On any given night, you will see everything from living legends to rough drafts of original voices to derelicts and sociopaths with delusions of adequacy. Whether or not you’ll ever hear from them in the future remains to be seen, so keep your eyes peeled. You’ll recognize them when you see them.
The Comedy Store is everything Marc Maron warns about on his WTF podcast and more. The Store is a combination of artist colony and a mental asylum run by the mental patients. I enjoy it. Being there reminded of the excitement and energy the Houston Laff Stop on West Gray had back in the early 2000’s during Mark Babbitt’s tenure as manager but times 100!
The Store’s history not only predate the Houston legends of Sam Kinison and Bills Hicks but adds another texture to those legends. You can see Sam Kinison’s bullet hole and signature on the wall. I also found Bill Hicks’ signature along with Scott Kenedy’s and Andy Huggin’s signature and head shot too.
Stage time is not guaranteed.
The five minutes of average stage time in Houston spoils you. On average it’s three minutes of time at most open mics. The farther you are from the city of Los Angeles, the more average stage time you can find. The Valley and Orange County have their own individual comedy scenes with great stages worth catching up.

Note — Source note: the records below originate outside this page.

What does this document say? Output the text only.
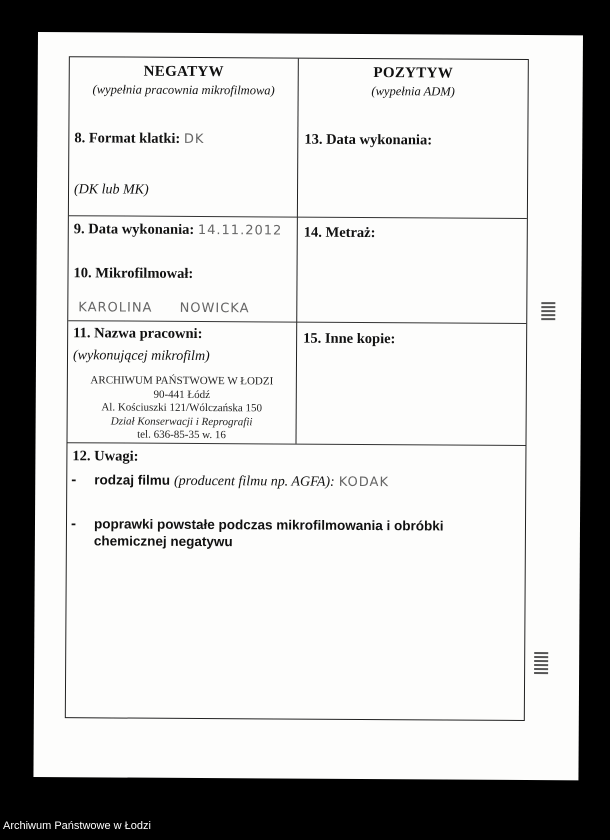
NEGATYW
(wypełnia pracownia mikrofilmowa)
8. Format klatki: DK
(DK lub MK)
9. Data wykonania: 14.11.2012
10. Mikrofilmował:
KAROLINA NOWICKA
11. Nazwa pracowni:
(wykonującej mikrofilm)
ARCHIWUM PAŃSTWOWE W ŁODZI
90-441 Łódź
Al. Kościuszki 121/Wólczańska 150
Dział Konserwacji i Reprografii
tel. 636-85-35 w. 16
POZYTYW
(wypełnia ADM)
13. Data wykonania:
14. Metraż:
15. Inne kopie:
12. Uwagi:
- rodzaj filmu (producent filmu np. AGFA): KODAK
- poprawki powstałe podczas mikrofilmowania i obróbki
chemicznej negatywu
Archiwum Państwowe w Łodzi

For me open mic isn’t open mic. When I go up in Los Angeles, I spend my stagetime polishing up bits. I work on new bits in the rooms I feel comfortable in like Show Up Go Up Show at the Comedy Store, The Kvetch Room, I mean Kibitz Room at Canter’s Deli, and Big Wangs.
So far I’ve done everything from open mics to booked shows at the Irvine Improv to a Death Squad show at the Pasadena Ice House with Dean Del Ray to a modern day speakeasy featured on Vice with Rick Overton to Roast Battles where comics verbally rip each other apart to a show hosted by a Dolphin comic accompanied to the music of Avery Pearson.
Hey here I am on the Kill Tony Podcast Episode 105 with Rick Ingraham and Godfrey! I come in at 39 minutes and 52 seconds in. I also tell Godfrey to go fuck himself.
I have no illusions or delusions of adequacy or grandeur. I currently live in a glorified closet space, work twice the hours and make half the amount of money I made in Houston. Quite honestly, I’ve barely scratched the surface of the what further triumphs and tragedies this city has to offer.
I’m starting over, yet I’m not.
Right now I’m just catching up and enjoying the ride.